January 4, 2020

Dear Nikiko,

I’m sitting in the bright light of January, summoning memories of our work together, thinking on the meaning of memory work, four days into the new decade.

Last night, I dreamt of my grandparents. They were returning from camp, but it wasn’t 1945, it was the present day, and they were alive, and coming home, and I was in my home making a bed for them to sleep in. 

They seemed so happy. I was so happy to welcome them.

Perhaps healing is a kind of homecoming?

Before me on my writing desk is the stone we painted that afternoon last November, “memory crafting” with our elders at the Vintage Gardens Assisted Living Community. On it, inscribed in black sharpie: “Alma Teranishi Saito” and “Mitsuo Saito,” the names of my grandmother and grandfather.

You took it—along with a basket of similar stones—to Gila River, the place where our grandparents were incarcerated during the war. 

You carried each stone, as we carry memory, to the desert basin where they made a home.

Have I thanked you enough for this?

Have I thanked you for making the journey, for carrying the weight of our memories, for bringing back home to me my family’s stone—their names made alive by the pilgrimage? 

Have I thanked you for your incantation, for the words you read at Gila when our community gathered in annual pilgrimage?

I wish I could have been there to hear you in person.

I cheered you from afar, imagining the long car ride through southern deserts, the morning November heat, the stones laid in a circle—each one inscribed with the names of a survivor, our circle of elders.

“My generation is now the door to memory,” says Joy Harjo. “This is why I am remembering.”

You told me once: our generation is the last one to know the feel of the Nisei’s hands.

Nikiko, my hands are rough with winter—they’re new to me, they’re aging.

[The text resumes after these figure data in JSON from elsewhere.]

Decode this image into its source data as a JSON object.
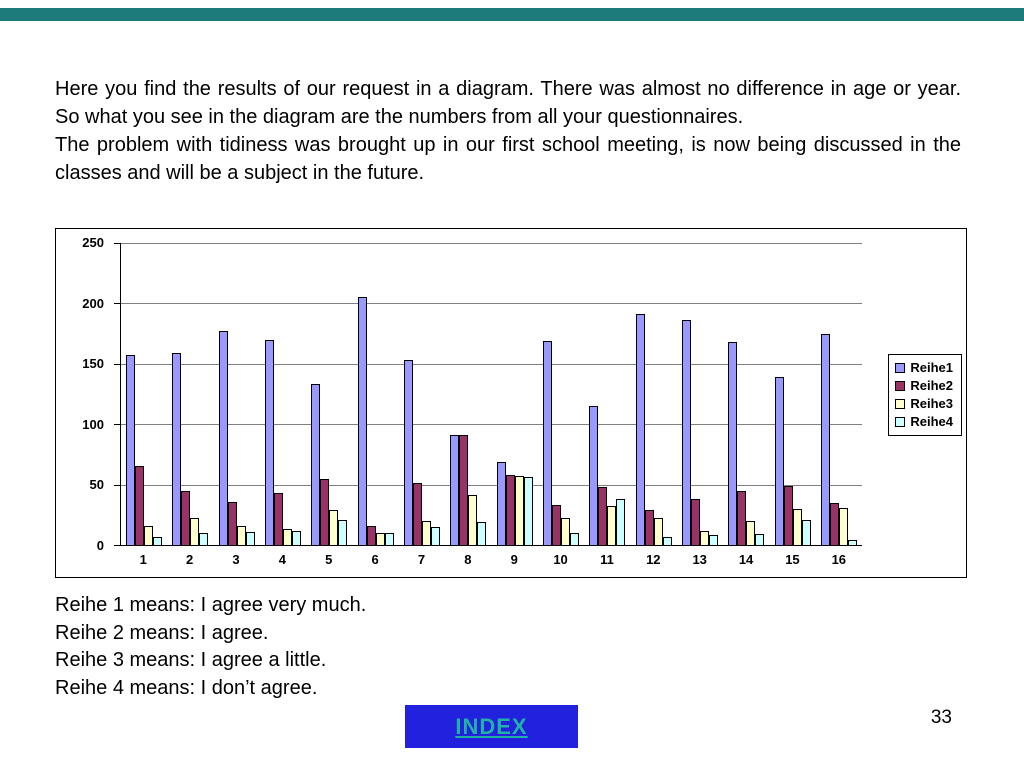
{
  "slide": {
    "top_bar_color": "#1E7B7B",
    "page_number": "33"
  },
  "intro": {
    "para1": "Here you find the results of our request in a diagram. There was almost no difference in age or year. So what you see in the diagram are the numbers from all your questionnaires.",
    "para2": "The problem with tidiness was brought up in our first school meeting, is now being discussed in the classes and will be a subject in the future."
  },
  "chart_data": {
    "type": "bar",
    "title": "",
    "xlabel": "",
    "ylabel": "",
    "categories": [
      "1",
      "2",
      "3",
      "4",
      "5",
      "6",
      "7",
      "8",
      "9",
      "10",
      "11",
      "12",
      "13",
      "14",
      "15",
      "16"
    ],
    "series": [
      {
        "name": "Reihe1",
        "color": "#9999FF",
        "values": [
          157,
          159,
          177,
          170,
          133,
          205,
          153,
          91,
          69,
          169,
          115,
          191,
          186,
          168,
          139,
          175
        ]
      },
      {
        "name": "Reihe2",
        "color": "#993366",
        "values": [
          65,
          45,
          36,
          43,
          55,
          16,
          51,
          91,
          58,
          33,
          48,
          29,
          38,
          45,
          49,
          35
        ]
      },
      {
        "name": "Reihe3",
        "color": "#FFFFCC",
        "values": [
          16,
          22,
          16,
          13,
          29,
          10,
          20,
          41,
          57,
          22,
          32,
          22,
          12,
          20,
          30,
          31
        ]
      },
      {
        "name": "Reihe4",
        "color": "#CCFFFF",
        "values": [
          7,
          10,
          11,
          12,
          21,
          10,
          15,
          19,
          56,
          10,
          38,
          7,
          8,
          9,
          21,
          4
        ]
      }
    ],
    "ylim": [
      0,
      250
    ],
    "yticks": [
      0,
      50,
      100,
      150,
      200,
      250
    ],
    "grid": true,
    "legend_position": "right"
  },
  "legend_notes": {
    "lines": [
      "Reihe 1 means: I agree very much.",
      "Reihe 2 means: I agree.",
      "Reihe 3 means: I agree a little.",
      "Reihe 4 means: I don’t agree."
    ]
  },
  "footer": {
    "index_label": "INDEX",
    "index_bg": "#2121DE",
    "index_text_color": "#21B2A6"
  }
}
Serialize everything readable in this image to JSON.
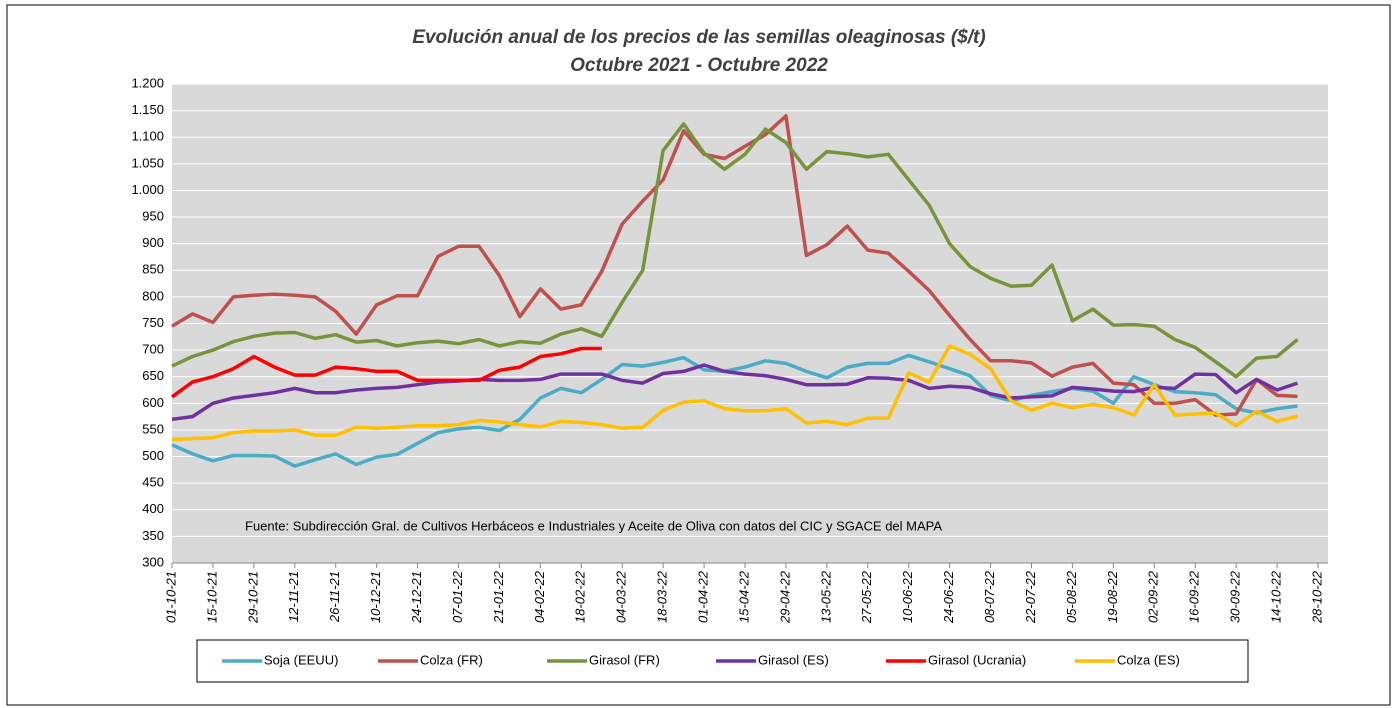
{
  "chart_data": {
    "type": "line",
    "title": "Evolución anual de los precios de las semillas oleaginosas ($/t)",
    "subtitle": "Octubre 2021 - Octubre 2022",
    "annotation": "Fuente: Subdirección Gral. de Cultivos Herbáceos e Industriales y Aceite de Oliva con datos del CIC y SGACE del MAPA",
    "categories": [
      "01-10-21",
      null,
      "15-10-21",
      null,
      "29-10-21",
      null,
      "12-11-21",
      null,
      "26-11-21",
      null,
      "10-12-21",
      null,
      "24-12-21",
      null,
      "07-01-22",
      null,
      "21-01-22",
      null,
      "04-02-22",
      null,
      "18-02-22",
      null,
      "04-03-22",
      null,
      "18-03-22",
      null,
      "01-04-22",
      null,
      "15-04-22",
      null,
      "29-04-22",
      null,
      "13-05-22",
      null,
      "27-05-22",
      null,
      "10-06-22",
      null,
      "24-06-22",
      null,
      "08-07-22",
      null,
      "22-07-22",
      null,
      "05-08-22",
      null,
      "19-08-22",
      null,
      "02-09-22",
      null,
      "16-09-22",
      null,
      "30-09-22",
      null,
      "14-10-22",
      null,
      "28-10-22"
    ],
    "ylim": [
      300,
      1200
    ],
    "yticks": [
      300,
      350,
      400,
      450,
      500,
      550,
      600,
      650,
      700,
      750,
      800,
      850,
      900,
      950,
      {
        "value": 1000,
        "label": "1.000"
      },
      {
        "value": 1050,
        "label": "1.050"
      },
      {
        "value": 1100,
        "label": "1.100"
      },
      {
        "value": 1150,
        "label": "1.150"
      },
      {
        "value": 1200,
        "label": "1.200"
      }
    ],
    "grid": true,
    "legend": "bottom",
    "series": [
      {
        "name": "Soja (EEUU)",
        "color": "#4bacc6",
        "values": [
          522,
          505,
          492,
          502,
          502,
          501,
          482,
          494,
          505,
          485,
          499,
          504,
          525,
          545,
          552,
          555,
          549,
          570,
          610,
          628,
          620,
          645,
          673,
          670,
          677,
          686,
          663,
          660,
          668,
          680,
          675,
          660,
          648,
          668,
          675,
          675,
          690,
          678,
          665,
          652,
          615,
          605,
          615,
          622,
          628,
          623,
          600,
          650,
          635,
          622,
          620,
          616,
          590,
          582,
          590,
          595,
          null
        ]
      },
      {
        "name": "Colza (FR)",
        "color": "#c0504d",
        "values": [
          745,
          768,
          752,
          800,
          803,
          805,
          803,
          800,
          773,
          730,
          785,
          802,
          802,
          876,
          895,
          895,
          840,
          763,
          815,
          777,
          785,
          848,
          937,
          980,
          1020,
          1112,
          1068,
          1060,
          1083,
          1105,
          1140,
          878,
          898,
          933,
          888,
          882,
          848,
          812,
          765,
          720,
          680,
          680,
          676,
          651,
          668,
          675,
          638,
          635,
          600,
          600,
          607,
          578,
          580,
          645,
          615,
          613,
          null
        ]
      },
      {
        "name": "Girasol (FR)",
        "color": "#77933c",
        "values": [
          670,
          688,
          700,
          716,
          726,
          732,
          733,
          722,
          729,
          715,
          718,
          708,
          714,
          717,
          712,
          720,
          708,
          716,
          713,
          730,
          740,
          726,
          790,
          850,
          1075,
          1125,
          1070,
          1040,
          1068,
          1115,
          1090,
          1040,
          1073,
          1069,
          1063,
          1068,
          1020,
          972,
          900,
          857,
          835,
          820,
          822,
          860,
          755,
          777,
          747,
          748,
          745,
          720,
          705,
          678,
          650,
          685,
          688,
          720,
          null
        ]
      },
      {
        "name": "Girasol (ES)",
        "color": "#7030a0",
        "values": [
          570,
          575,
          600,
          610,
          615,
          620,
          628,
          620,
          620,
          625,
          628,
          630,
          635,
          640,
          642,
          645,
          643,
          643,
          645,
          655,
          655,
          655,
          643,
          638,
          656,
          660,
          672,
          660,
          655,
          652,
          645,
          635,
          635,
          636,
          648,
          647,
          643,
          628,
          632,
          630,
          618,
          610,
          612,
          614,
          630,
          627,
          623,
          622,
          630,
          628,
          655,
          654,
          620,
          645,
          625,
          638,
          null
        ]
      },
      {
        "name": "Girasol (Ucrania)",
        "color": "#ff0000",
        "values": [
          612,
          640,
          650,
          665,
          688,
          668,
          653,
          653,
          668,
          665,
          660,
          660,
          643,
          643,
          643,
          643,
          662,
          668,
          688,
          693,
          703,
          703,
          null,
          null,
          null,
          null,
          null,
          null,
          null,
          null,
          null,
          null,
          null,
          null,
          null,
          null,
          null,
          null,
          null,
          null,
          null,
          null,
          null,
          null,
          null,
          null,
          null,
          null,
          null,
          null,
          null,
          null,
          null,
          null,
          null,
          null,
          null
        ]
      },
      {
        "name": "Colza (ES)",
        "color": "#ffc000",
        "values": [
          532,
          534,
          535,
          545,
          548,
          548,
          550,
          540,
          540,
          555,
          553,
          555,
          558,
          558,
          560,
          568,
          565,
          560,
          556,
          566,
          564,
          560,
          553,
          555,
          587,
          602,
          605,
          590,
          586,
          586,
          590,
          563,
          566,
          560,
          572,
          572,
          657,
          640,
          708,
          692,
          665,
          605,
          587,
          600,
          592,
          598,
          592,
          578,
          635,
          578,
          580,
          582,
          558,
          585,
          566,
          576,
          null
        ]
      }
    ]
  }
}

In the dream, I use my hands to make a bed for them—Alma, Mitsuo; they stand shoulder to shoulder, waiting, happy—home. 

“Memory keepers” is what we’ve been called. But perhaps we are more and less than this—we are currents, conduits. “I am memory alive,” says Harjo. “Memory is the nucleus of every cell; it’s what runs, it’s the gravity, the gravity of the Earth.” 

Dear sister, are we memory alive? Are we doorways to memory?

Tell me who you are in the new year.

Tell me your prayers—your “memories of the future,” as our friend Will puts it.

And let me thank you, again and again, for your hands—their labor, their holding, their strength through each season of memory work.

Bless the light that gathers in your open palms.